Given the performance of the equity markets in India, most financial newspapers are gung ho about how retail investors should invest in mutual funds or SIP's and not even consider real estate or the eternal global currency, gold, as a form of investment any more. But maybe there are a few gains to be made by investing in Aurum.
Overall thoughts on the commodity
Fundamentally
speaking the gold markets seems to be in balance. The degree of imbalance in
the short term would at most be demand falling by 1% causing a temporary
imbalance but otherwise I do not believe that there is an imbalance in the
physical market. With capacity additions now tapering off into H215, as per the
new mine addition schedule, I think there could also be a slight tightening in
the market. In terms of flows- currency uncertainty, the fall in Chinese
markets witnessed last week and the risks of a Greece default and delays of a
fed rate hike given US GDP shrinkage numbers being released last week- all lead
me to believe that gold is positioned to correct upwards soon.
I
don’t know if we will see the 40%+ recovery we have seen in oil prices since
they have bottomed but I would not be surprised. I have realized that in the
most traded commodity markets- oil and gold- the market imbalances don’t have
to be great for there to be an immense pressure on prices induced by financial
liquidation. Even with oil the imbalance was of just over a percentage point
that precipitated into a 55%+ decline.
Risks to my view
There are two fundamental risks
to my view.
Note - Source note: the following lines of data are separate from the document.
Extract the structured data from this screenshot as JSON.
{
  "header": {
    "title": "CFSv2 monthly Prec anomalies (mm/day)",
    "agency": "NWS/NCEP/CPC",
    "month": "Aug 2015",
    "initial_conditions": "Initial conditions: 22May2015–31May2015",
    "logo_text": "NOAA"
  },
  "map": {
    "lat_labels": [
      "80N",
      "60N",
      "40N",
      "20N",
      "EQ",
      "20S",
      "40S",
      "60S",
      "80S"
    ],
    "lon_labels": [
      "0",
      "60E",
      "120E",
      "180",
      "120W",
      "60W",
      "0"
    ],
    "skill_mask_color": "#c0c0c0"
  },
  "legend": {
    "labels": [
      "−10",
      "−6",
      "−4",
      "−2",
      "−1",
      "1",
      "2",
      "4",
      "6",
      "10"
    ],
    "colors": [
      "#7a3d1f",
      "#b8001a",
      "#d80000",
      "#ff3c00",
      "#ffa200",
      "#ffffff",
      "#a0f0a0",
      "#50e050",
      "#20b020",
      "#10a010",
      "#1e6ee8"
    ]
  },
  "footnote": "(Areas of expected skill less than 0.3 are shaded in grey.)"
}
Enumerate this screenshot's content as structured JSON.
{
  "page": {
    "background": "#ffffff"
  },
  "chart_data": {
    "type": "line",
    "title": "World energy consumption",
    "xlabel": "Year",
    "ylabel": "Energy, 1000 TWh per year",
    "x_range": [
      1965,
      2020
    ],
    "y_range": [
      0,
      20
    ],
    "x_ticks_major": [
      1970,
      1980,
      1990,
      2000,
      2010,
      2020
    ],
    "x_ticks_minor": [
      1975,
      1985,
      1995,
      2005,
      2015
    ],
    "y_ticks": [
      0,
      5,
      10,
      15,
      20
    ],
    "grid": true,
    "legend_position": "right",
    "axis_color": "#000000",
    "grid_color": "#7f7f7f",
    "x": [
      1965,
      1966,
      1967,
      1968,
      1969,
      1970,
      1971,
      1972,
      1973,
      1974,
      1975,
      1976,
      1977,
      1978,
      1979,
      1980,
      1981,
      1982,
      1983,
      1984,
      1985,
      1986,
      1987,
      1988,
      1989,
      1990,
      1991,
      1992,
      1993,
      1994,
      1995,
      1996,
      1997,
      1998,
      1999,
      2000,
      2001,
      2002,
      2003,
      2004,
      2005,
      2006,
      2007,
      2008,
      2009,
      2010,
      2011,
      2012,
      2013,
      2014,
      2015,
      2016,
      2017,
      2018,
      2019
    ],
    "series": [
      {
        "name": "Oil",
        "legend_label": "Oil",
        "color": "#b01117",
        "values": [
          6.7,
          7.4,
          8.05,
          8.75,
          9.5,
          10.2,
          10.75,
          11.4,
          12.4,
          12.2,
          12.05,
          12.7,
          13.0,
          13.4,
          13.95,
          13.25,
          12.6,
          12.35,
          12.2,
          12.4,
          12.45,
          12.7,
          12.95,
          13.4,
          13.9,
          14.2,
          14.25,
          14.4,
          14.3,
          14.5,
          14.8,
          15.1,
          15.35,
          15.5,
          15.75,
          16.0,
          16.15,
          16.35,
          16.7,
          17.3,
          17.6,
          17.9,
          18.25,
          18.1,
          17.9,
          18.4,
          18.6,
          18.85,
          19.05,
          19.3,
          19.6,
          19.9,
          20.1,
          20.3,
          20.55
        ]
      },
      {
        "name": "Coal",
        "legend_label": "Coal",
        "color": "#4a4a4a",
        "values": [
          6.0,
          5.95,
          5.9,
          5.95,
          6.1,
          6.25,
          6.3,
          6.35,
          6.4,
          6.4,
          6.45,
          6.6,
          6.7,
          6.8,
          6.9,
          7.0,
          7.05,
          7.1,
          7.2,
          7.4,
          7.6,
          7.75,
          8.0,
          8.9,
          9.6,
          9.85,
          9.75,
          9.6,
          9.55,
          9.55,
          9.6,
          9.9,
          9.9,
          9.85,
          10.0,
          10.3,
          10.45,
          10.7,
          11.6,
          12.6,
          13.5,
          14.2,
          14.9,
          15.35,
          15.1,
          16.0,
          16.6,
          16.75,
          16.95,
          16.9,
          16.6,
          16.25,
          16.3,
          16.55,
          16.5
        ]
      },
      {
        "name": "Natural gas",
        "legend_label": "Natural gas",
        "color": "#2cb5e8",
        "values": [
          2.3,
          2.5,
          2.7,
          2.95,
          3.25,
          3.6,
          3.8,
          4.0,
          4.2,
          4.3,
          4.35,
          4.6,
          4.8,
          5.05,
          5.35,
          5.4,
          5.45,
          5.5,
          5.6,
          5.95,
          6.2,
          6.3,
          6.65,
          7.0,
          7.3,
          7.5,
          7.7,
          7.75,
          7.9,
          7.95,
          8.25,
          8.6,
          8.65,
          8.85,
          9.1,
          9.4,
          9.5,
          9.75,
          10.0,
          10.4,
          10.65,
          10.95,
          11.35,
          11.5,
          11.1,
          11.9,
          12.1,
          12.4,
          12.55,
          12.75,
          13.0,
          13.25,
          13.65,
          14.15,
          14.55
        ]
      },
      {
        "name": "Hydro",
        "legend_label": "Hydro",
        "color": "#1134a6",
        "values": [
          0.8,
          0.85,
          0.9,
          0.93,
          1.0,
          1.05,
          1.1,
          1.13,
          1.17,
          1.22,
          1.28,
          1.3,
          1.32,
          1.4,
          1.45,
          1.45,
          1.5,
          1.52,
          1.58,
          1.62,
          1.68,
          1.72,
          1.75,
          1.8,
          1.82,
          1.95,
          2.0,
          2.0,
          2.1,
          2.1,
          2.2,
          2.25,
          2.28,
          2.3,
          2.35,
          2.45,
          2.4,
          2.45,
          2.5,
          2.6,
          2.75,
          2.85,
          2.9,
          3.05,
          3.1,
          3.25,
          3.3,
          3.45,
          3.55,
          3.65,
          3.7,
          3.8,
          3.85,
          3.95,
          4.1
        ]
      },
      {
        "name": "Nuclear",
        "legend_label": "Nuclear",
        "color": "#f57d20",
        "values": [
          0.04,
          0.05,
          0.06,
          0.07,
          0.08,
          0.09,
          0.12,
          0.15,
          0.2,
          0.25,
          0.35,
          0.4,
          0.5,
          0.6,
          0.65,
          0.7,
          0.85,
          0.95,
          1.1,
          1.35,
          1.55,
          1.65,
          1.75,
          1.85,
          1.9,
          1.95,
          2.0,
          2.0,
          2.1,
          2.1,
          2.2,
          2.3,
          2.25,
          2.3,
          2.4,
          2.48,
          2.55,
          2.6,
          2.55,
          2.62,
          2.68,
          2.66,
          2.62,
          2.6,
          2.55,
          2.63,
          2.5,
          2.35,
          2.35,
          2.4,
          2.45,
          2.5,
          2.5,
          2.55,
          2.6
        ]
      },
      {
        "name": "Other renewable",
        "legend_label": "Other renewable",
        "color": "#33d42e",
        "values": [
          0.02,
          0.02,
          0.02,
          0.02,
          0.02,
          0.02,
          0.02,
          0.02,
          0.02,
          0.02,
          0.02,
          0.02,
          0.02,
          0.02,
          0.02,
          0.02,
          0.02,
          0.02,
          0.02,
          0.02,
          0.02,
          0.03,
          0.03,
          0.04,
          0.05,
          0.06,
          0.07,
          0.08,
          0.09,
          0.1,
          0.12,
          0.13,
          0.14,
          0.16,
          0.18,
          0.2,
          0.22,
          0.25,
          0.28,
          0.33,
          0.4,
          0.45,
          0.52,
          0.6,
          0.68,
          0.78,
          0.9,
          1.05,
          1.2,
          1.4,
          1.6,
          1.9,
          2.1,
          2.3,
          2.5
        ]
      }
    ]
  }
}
One would be rising retail domestic investor involvement in the
stock markets in India. Jewelry demand in China fell by 10% in Q115. Though
this was in comparison to a historic high in first quarter demand in China in
2014 and though the demand was still 27% above the 5 year demand average in Q1,
a part of this decline can be attributed to rapid rise in the domestic equity
markets. Gold is looked at as an alternative investment by many retail
investors. If domestic participation by retail investors in the local stock
market rises, some demand for gold would be lost. 8 million new accounts (DMAT)
were opened in China in Q115; a 433% increase y-o-y. Given the rising
involvement of retail investors in the domestic market in India, jewelry demand
supported by need for alternative investment could take a hit.
Another risk to my view is the
surge in recycling of gold in Turkey. Given the slowing economic growth, rising
unemployment and growing political risk in Turkey, we witnessed the Turkish
Lira plunging in Q1. This propelled the price of gold locally to 100 Lira/ kg
with gold. This caused a lot of people to cash in their gold for currency and
led to a rise in recycling supply for the metal.
How the flows work in Gold’s favor now?
Investors turn to gold, the
eternal global currency, when paper currency markets register volatility or in
cases of geo-political instability. The world seems to be ripe for both of
those to occur now. Currency volatility has dominated 2015. The one popular
trade- long dollar- is also lightening up now with people unwinding their long
positions owing to uncertainty of a fed rate hike.
Movements in real rates are
inversely related to movements in price of gold. With the shrinkage in US GDP
noted last week it seems even more unlikely that the Fed will raise rates in
their June meeting. This coupled with the rising risk of default in Greece as
well as the uncertainty of the future of Chinese markets given the over 9% drop
in the Chinese A Shares within two days last week- will force some retail
investors into gold.
Moreover the relative strength of
the underlying commodity to its miners’ stock price seems to be at a historic
high. My guess would be that should there be a correction we would see miners
correct a lot more than the commodity price itself.
How do the fundamentals hold up?
Globally, Q1 demand was only
slightly weaker than last years’ with most of the fall caused by the increased
domestic participation in the equity markets in China. Given the move last
week, some of the fringe investors will be drawn back to gold. Moreover growth
in demand in India, SE Asia and the US should offset the fall in demand in
China.
The key fundamental factor
supporting my view on gold is the supply curve. Not only are the mine capacity
additions tapering off in H215 but we also see the cost curves adjusting to the
lower gold prices having faced lower prices since mid-2013. A correction in
gold prices will therefore create increased cash flows per ton for miners who
have devoted a lot of the operational energy on lowering costs and adjusting to
the new price levels over the past few quarters.